Multi-homing on social networks

As last post of the year I'd like to cite this FT article, which talks about a recent Pew survey confirming that about 40% of adults divide their time between Facebook and another social networking platform. Professionals tend to spend a significant amount of time on LinkedIn besides Facebook (not a surprise) and a large proportion of women tend to use Pinterest besides Facebook. This is totally consistent with economic theory applied to platform competition in the presence of local (as opposed to global) network effects. Our paper with Kaifu Zhang, currently at CKGSB, describes exactly this phenomenon and analyzes how it may manifest itself in the presence of a 'dominant site' such as Facebook. If time spent on a platform relative to that spent on others is the relevant measure of market power, then worrying about Facebook's dominance has always been misplaced. Can Facebook really be anything to anyone over the Internet? Not really... Similarly, I find silly the recent arguments that Facebook is becoming increasingly irrelevant because young people spend more time on chatting sites and less time liking each others' posts. People seem to look for another big thing to which everyone is likely to migrate.
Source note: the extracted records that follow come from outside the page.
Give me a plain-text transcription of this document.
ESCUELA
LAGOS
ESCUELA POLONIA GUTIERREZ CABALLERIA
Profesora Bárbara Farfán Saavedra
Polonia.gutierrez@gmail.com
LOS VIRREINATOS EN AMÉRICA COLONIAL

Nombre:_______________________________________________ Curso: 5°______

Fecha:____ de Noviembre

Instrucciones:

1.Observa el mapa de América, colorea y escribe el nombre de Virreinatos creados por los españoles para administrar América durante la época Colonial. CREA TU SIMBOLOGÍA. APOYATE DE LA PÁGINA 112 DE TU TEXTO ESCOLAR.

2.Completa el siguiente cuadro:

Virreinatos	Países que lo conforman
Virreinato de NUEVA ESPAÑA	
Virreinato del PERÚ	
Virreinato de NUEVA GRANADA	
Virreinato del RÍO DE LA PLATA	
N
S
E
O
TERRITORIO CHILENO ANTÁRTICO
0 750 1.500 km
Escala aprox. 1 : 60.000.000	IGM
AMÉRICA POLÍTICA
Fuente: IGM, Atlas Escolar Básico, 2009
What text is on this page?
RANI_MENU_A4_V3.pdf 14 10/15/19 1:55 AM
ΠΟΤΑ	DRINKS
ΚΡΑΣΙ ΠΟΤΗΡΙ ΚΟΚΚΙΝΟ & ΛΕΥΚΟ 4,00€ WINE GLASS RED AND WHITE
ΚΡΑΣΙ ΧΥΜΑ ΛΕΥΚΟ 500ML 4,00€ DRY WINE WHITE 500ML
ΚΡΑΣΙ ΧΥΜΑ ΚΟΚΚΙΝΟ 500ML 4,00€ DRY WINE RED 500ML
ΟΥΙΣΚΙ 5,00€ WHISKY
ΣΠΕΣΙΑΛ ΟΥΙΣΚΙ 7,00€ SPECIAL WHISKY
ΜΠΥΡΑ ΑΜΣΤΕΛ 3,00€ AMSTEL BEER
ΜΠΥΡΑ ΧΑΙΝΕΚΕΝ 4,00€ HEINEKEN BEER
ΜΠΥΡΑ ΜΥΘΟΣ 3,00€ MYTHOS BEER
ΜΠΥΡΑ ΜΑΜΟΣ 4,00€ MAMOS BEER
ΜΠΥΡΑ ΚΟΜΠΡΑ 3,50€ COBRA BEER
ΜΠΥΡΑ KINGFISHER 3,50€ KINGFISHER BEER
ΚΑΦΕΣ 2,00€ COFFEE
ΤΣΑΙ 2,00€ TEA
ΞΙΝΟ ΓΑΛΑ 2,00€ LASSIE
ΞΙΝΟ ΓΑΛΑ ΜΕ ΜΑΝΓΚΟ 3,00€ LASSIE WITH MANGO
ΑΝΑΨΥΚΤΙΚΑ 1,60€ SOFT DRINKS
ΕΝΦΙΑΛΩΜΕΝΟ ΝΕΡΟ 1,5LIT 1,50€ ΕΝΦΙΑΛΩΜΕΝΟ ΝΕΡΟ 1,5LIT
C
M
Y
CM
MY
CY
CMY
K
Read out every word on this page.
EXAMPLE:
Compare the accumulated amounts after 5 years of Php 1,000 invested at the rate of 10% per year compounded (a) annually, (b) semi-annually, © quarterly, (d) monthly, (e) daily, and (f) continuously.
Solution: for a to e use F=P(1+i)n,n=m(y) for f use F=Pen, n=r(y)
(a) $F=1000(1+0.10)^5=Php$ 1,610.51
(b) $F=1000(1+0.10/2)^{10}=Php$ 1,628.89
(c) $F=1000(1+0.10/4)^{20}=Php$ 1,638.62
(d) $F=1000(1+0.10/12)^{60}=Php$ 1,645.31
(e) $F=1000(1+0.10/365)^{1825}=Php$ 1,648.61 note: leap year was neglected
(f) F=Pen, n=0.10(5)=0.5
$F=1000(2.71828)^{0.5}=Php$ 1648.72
But the dynamics of the Web are strongly influenced by local network effects meaning that it is an ecosystem of strong platforms rather than one big site that is likely to dominate social networking. Facebook, with its billion plus active members is certainly a strong candidate to be part of this ecosystem. However, worries about adequate revenue models for the firms in the ecosystem are well justified: it is still not clear how such a fragmented attention base can be efficiently monetized.